Sebagaimana dulu Nabi Muhammad shallallahu ‘alaihi wa sallam menangis saat anak beliau, Ibrahim, meninggal dunia. Akan tetapi beliau shallallahu ‘alaihi wa sallam tidaklah meratapi Ibrahim dengan ucapan-ucapan kalimat yang menunjukkan ekspresi kesedihan.
Diriwayatkan dari sahabat Anas bin Malik radhiyallahu ‘anhu, beliau mengatakan, “Kami bersama Rasulullah shallallahu ‘alaihi wa sallam mendatangi Abu Saif Al-Qaiyn yang (isterinya) telah mengasuh dan menyusui Ibrahim (putra Nabi shallallahu ‘alaihi wa sallam). Lalu Rasulullah shallallahu ‘alaihi wa sallam mengambil Ibrahim dan menciumnya. Kemudian setelah itu pada kesempatan yang lain, kami mengunjunginya sedangkan Ibrahim telah meninggal.
Hal ini menyebabkan kedua mata Rasulullah shallallahu ‘alaihi wa sallam berlinang air mata. Lalu berkatalah ‘Abdurrahman bin ‘Auf radhiyallahu ‘anhu kepada beliau, “Mengapa Anda menangis, wahai Rasulullah?”
Beliau shallallahu ‘alaihi wa sallam menjawab,
يَا ابْنَ عَوْفٍ إِنَّهَا رَحْمَةٌ
Artinya: “Wahai Ibnu ‘Auf, sesungguhnya ini adalah rahmat (tangisan kasih sayang).”

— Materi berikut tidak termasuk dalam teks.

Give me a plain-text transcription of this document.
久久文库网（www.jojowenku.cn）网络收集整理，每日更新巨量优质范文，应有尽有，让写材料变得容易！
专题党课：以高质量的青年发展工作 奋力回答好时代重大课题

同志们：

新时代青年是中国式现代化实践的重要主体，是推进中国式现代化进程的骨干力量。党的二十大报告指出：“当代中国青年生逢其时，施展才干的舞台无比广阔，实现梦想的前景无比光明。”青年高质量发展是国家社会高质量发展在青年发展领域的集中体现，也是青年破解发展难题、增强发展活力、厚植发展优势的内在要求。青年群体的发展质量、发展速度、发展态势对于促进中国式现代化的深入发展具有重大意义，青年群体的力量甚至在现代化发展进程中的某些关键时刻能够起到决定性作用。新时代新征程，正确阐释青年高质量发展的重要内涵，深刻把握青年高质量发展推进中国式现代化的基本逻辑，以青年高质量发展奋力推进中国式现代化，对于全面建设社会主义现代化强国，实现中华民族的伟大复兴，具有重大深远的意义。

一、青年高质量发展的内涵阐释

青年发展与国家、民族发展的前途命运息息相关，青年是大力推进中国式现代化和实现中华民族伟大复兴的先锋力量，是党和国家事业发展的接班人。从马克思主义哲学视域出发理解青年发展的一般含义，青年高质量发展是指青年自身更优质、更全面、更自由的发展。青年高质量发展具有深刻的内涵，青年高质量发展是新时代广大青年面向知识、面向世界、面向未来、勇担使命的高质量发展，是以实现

Beliau lalu melanjutkan dengan kalimat yang lain dan bersabda,
إِنَّ العَيْنَ تَدْمَعُ، وَالقَلْبَ يَحْزَنُ، وَلاَ نَقُولُ إِلَّا مَا يَرْضَى رَبُّنَا، وَإِنَّا بِفِرَاقِكَ يَا إِبْرَاهِيمُ لَمَحْزُونُونَ
Artinya: “Kedua mata boleh mencucurkan air mata, hati boleh bersedih, hanya kita tidaklah mengatakan kecuali apa yang diridhai oleh Rabb kita. Dan kami dengan perpisahan ini wahai Ibrahim, pastilah bersedih.” (HR. Bukhari no. 1303 dan Muslim no. 62)
Baca Juga: Begini Ngerinya Siksa Kubur Menurut Al Quran
Ingat, menangis dan meneteskan air mata merupakan hal yang wajar karena menunjukkan kasih sayang kita kepada saudara atau kerabat yang meninggal. Namun perlu digaris bawahi, tangisan air mata tersebut tidak boleh diiringi dengan ratapan berupa ucapan-ucapan yang terlarang.